Because of the short and stout labial palps with dilated last segment, shape of the mandibles (Fig. 11), strongly foveate surface of the apical abdominal segments, and the overall habitus (Fig. 8)remotely resembling Tympanophorus, I assume that “Euryporus” multicavus is phylogenetically close to the Tympanophorus-lineage of the subtribe Anisolinina (as defined in Schillhammer 2004). But the absence of the elevated ridge on the mesosternum, absence of empodial setae, sexually dimorphic sternite VII (with slight medio-apical incision in male) and strongly reduced paramere of the aedeagus (Fig. 10), cast doubts on such affinity. At least the absence of empodial setae and extremely reduced paramere of the aedeagus are shared by “Euryporus” multicavus with several species from New Guinea described in the genera Philonthus and Hesperus.
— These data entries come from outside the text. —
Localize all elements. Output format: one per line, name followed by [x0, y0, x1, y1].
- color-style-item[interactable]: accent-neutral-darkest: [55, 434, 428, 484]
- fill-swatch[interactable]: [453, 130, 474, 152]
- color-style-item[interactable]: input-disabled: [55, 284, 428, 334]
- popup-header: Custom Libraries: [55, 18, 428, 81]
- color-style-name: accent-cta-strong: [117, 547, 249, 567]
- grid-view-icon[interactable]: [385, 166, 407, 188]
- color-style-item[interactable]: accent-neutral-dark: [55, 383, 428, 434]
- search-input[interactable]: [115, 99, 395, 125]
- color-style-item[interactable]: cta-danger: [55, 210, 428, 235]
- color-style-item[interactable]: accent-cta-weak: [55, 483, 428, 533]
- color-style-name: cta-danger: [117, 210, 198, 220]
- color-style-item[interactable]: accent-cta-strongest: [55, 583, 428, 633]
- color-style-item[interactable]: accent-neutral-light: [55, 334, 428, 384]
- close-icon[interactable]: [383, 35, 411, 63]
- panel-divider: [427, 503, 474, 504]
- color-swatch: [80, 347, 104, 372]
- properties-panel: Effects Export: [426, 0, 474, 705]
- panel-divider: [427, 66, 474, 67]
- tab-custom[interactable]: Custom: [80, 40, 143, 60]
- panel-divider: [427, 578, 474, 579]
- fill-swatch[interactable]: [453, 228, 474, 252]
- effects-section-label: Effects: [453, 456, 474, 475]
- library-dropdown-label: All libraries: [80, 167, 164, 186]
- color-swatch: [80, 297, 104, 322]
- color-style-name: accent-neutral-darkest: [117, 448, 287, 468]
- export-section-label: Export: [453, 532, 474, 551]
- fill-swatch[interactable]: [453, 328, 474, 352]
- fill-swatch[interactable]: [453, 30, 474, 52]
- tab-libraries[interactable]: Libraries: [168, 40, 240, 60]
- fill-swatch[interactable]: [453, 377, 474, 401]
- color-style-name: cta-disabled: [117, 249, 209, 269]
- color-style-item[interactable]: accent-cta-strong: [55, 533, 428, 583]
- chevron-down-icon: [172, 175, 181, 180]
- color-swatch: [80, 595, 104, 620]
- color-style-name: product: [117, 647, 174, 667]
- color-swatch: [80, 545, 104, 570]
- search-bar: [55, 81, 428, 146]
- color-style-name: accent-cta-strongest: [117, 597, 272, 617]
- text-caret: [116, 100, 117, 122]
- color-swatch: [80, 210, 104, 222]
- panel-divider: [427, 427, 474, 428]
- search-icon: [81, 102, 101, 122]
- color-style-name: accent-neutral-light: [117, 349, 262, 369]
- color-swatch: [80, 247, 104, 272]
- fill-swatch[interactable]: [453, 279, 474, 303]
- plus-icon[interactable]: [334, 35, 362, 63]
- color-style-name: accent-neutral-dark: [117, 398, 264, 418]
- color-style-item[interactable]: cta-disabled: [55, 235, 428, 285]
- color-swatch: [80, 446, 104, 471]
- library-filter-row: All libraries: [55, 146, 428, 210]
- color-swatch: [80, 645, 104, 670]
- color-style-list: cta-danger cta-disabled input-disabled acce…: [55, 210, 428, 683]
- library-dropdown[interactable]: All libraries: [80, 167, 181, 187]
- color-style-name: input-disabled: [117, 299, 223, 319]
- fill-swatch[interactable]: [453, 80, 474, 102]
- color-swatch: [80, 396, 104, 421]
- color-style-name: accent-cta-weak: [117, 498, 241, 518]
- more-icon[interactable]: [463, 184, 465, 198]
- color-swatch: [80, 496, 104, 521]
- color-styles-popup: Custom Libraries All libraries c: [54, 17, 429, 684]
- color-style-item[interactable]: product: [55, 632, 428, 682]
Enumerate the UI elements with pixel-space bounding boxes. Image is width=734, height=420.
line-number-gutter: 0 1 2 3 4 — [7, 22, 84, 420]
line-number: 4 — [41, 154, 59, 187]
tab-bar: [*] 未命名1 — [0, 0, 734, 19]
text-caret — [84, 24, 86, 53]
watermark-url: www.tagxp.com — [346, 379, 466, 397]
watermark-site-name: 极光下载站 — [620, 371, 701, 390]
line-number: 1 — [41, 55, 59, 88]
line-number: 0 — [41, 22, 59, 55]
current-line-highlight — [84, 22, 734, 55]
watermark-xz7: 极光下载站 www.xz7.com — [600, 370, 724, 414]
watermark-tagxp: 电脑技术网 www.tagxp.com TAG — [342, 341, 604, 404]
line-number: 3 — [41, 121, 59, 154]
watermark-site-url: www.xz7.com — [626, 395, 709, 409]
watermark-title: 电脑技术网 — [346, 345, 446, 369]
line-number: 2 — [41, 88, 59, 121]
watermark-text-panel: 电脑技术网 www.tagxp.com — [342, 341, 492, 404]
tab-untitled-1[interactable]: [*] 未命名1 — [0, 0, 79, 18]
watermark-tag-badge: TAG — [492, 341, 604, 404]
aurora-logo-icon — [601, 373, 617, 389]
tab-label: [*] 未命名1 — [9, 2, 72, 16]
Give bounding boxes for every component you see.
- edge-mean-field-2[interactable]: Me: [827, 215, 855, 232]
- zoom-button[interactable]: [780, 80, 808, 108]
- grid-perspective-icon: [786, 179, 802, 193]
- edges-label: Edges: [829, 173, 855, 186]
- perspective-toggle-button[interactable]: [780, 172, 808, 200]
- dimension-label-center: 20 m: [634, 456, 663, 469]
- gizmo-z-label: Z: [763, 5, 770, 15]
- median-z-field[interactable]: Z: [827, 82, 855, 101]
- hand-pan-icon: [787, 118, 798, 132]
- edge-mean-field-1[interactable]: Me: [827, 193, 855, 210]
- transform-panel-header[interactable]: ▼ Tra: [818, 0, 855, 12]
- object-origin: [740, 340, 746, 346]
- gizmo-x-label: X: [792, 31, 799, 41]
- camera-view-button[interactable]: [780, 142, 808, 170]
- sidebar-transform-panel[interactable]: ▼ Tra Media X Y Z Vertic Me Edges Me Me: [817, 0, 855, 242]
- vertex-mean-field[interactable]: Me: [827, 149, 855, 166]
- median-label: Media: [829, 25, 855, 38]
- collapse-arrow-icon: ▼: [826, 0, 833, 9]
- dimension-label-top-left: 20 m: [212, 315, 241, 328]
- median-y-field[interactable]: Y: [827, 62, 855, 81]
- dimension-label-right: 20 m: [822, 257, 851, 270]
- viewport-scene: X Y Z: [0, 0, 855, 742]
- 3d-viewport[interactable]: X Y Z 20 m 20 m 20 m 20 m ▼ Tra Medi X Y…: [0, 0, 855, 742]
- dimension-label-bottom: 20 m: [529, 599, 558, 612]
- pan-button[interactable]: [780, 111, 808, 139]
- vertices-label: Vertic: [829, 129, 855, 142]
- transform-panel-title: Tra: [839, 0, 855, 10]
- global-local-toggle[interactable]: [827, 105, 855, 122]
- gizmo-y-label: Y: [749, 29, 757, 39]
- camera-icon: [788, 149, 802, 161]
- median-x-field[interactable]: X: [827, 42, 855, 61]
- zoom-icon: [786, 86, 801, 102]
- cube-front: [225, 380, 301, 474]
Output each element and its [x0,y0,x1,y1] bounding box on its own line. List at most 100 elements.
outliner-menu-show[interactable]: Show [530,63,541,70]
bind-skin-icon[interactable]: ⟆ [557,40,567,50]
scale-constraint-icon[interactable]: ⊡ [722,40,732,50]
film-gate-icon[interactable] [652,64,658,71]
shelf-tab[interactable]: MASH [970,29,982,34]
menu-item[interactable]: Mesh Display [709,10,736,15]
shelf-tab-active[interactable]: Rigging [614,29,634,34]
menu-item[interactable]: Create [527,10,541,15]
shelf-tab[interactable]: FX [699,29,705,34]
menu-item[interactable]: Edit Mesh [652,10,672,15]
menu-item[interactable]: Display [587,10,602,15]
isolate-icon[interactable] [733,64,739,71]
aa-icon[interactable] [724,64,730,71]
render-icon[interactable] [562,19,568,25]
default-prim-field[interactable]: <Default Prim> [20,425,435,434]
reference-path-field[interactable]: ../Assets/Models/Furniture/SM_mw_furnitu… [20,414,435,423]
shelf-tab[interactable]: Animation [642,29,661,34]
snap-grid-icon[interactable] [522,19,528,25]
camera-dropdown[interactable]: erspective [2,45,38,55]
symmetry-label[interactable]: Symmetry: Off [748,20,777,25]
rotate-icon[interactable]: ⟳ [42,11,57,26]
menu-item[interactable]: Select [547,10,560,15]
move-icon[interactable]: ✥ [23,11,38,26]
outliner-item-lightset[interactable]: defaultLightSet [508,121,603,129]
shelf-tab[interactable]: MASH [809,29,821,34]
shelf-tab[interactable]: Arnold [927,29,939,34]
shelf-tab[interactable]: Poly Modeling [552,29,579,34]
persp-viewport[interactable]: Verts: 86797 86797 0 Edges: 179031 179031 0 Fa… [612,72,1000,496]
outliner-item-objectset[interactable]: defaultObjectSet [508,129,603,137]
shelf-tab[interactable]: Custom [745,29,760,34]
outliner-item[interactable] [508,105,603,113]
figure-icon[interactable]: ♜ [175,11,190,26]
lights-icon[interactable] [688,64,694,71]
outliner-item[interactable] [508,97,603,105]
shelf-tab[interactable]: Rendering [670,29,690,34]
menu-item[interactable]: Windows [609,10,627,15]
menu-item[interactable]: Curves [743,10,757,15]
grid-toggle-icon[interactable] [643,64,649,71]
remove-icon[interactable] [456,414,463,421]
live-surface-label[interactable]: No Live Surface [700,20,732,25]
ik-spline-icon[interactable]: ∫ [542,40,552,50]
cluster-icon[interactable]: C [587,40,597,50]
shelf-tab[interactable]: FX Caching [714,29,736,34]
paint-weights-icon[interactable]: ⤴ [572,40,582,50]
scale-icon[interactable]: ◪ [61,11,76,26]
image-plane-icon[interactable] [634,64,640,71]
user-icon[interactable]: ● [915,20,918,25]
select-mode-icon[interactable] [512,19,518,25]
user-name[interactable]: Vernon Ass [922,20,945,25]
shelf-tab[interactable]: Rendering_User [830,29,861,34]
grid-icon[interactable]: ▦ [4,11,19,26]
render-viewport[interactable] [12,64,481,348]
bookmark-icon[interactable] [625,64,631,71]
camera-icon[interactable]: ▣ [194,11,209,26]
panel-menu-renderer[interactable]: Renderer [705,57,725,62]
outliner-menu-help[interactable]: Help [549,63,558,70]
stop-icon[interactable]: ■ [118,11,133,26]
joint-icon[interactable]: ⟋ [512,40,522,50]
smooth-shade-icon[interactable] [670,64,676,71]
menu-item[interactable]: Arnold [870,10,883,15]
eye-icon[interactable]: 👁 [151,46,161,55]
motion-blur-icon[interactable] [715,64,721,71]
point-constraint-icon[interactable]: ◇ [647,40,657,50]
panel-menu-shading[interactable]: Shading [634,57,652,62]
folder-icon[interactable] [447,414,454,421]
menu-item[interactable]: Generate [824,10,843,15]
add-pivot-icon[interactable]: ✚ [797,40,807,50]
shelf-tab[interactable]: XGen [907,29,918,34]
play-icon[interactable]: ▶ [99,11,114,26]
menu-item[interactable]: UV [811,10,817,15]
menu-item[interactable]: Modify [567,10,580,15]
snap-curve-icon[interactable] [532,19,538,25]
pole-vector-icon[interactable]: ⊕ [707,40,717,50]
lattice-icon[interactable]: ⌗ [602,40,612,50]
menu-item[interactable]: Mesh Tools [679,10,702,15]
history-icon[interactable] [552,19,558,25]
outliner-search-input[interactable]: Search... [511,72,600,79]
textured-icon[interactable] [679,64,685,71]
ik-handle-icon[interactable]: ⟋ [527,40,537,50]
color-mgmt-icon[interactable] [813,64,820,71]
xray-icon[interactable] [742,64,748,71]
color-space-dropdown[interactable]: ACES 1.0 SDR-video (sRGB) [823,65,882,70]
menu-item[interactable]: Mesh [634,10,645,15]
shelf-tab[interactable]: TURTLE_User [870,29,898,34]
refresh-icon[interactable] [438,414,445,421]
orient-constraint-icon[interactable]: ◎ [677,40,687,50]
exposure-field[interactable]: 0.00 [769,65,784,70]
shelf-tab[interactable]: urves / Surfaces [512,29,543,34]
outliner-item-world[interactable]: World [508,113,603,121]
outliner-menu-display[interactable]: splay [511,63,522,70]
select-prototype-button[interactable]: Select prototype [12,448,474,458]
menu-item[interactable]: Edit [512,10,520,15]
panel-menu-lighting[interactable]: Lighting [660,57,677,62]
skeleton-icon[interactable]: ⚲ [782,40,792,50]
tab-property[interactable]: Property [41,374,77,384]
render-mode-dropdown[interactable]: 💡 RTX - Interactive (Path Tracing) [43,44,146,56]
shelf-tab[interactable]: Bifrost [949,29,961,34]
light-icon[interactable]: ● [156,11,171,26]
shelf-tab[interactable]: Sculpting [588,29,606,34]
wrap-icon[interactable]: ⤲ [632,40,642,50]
But, except Hesperus warisensis moved to that genus here, none of those species have robust and dilated labial palpi, and all of them differ from “Euryporus” multicavus in other details. It is possible that “Euryporus” multicavus represents a new genus whose description must be postponed until a more inclusive phylogenetic study of relevant lineages is performed. Such study should be based not only on an extensive taxonomic revision of the hitherto poorly described relevant species but also include additional material from the collections of Staphylinini from New Guinea and adjacent regions, which I am aware of and which have remained largely untouched by modern workers.

Figures 8–11.

“Euryporus” multicavus, paratype: 8 habitus 9 body in ventral view 10 aedeagus in parameral view 11 head in ventral view.


I am greatly obliged to the above mentioned institutional curators who provided the material under their care for this study. Productive discussions with Adam Brunke (Copenhagen) about characters and systematics of the problematic “Euryporus” and other Staphylinini helped to refine some thoughts for this paper. Special thanks are due to Harald Schillhammer (Vienna) for providing the excellent photo of Euryporus picipes, and, especially, for his helpful comments on an earlier version of the paper that sharpened the discussion about the affinities of Euryporus warisensis (Last) and Euryporus multicavus Last. Finally, I am very thankful to Ken Puliafico (Copenhagen) for taking digital photos for the most of the illustrations.